Disaster with 10 deceased remembered   Part 1 * 2   HAL BB309  * Slaglille Kirkegård - Churchyard     Updated:  24 OCT 2018 

Article and photos by Bjarne Stenbæk in Sjællandske, Monday 17 SEP 2018
Translation: Anders Straarup

See photos in the pdf-file in Danish:
Katastrofe med 10 dræbte mindet

                                      Continued from Part 1

Thanks to the Vicar

Zbigniew Kasprzak is particularly thankful to Vicar Svend Jacobsen, the Vicar of Slaglille during the years of war. The Germans did not want the Polish soldiers to have proper graves or any ceremony. The vicar made a complaint to the bishop, and from the Ministry of Ecclesiastical Affairs it went to the Plenipotentiary of the German Reich to Denmark Dr. Werner Best. Svend Jacobsen got the names via Best. The grave-digger knew where the Germans had dumped them into the ground, and on 30 September 1943 Svend Jacobsen, the grave-digger and two helpers opened the plot to make it more suitable. On 30 November the bodies were disinterred and put into coffins, and after a ceremony they were interred again. Shipowner A.P. Møller paid for the burial.

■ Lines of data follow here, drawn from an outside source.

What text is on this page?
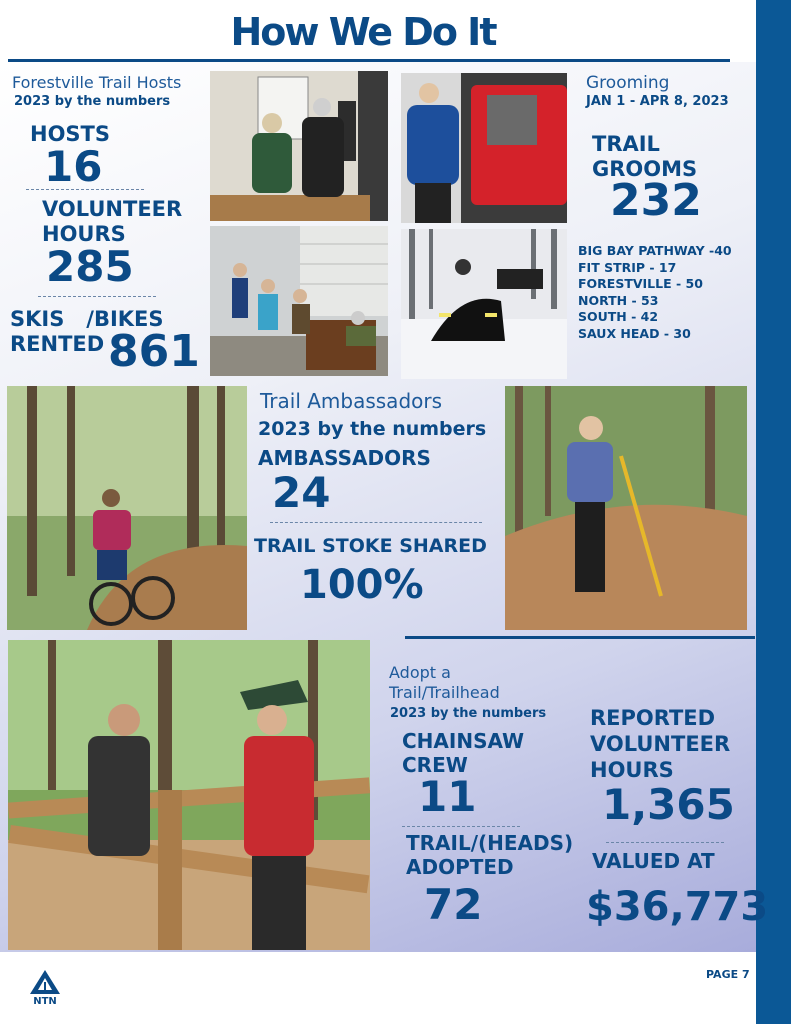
How We Do It
Forestville Trail Hosts
2023 by the numbers
HOSTS
16
VOLUNTEER
HOURS
285
SKIS   /BIKES
RENTED 861
Grooming
JAN 1 - APR 8, 2023
TRAIL
GROOMS
232
BIG BAY PATHWAY -40
FIT STRIP - 17
FORESTVILLE - 50
NORTH - 53
SOUTH - 42
SAUX HEAD - 30
Trail Ambassadors
2023 by the numbers
AMBASSADORS
24
TRAIL STOKE SHARED
100%
Adopt a
Trail/Trailhead
2023 by the numbers
CHAINSAW
CREW
11
TRAIL/(HEADS)
ADOPTED
72
REPORTED
VOLUNTEER
HOURS
1,365
VALUED AT
$36,773
PAGE 7
NTN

We are incredibly thankful that they had a decorous and proper burial, Zbigniew Kasprzak states.

The families in Poland did not learn what had happened until in 1946, when a Polish monk in Denmark informed them. Till then they only had a telegram from the Royal Air Force stating that their loved ones were missing in action.

Three Germans died
This year the Polish Embassy has paid for the cleaning of the monument to the airmen which has been in Slaglille Churchyard since 1970. The monument was created by the Polish sculptor Kasimierz Danilewicz on the initiative of surviving prisoners of the Stutthof Concentration Camp.

Vicar Anders Frederiksen and the Catholic priest Julian Bodnar carried out the memorial ceremony.

The disaster also included three killed Germans, as the German plane also crashed – but that is a completely different story.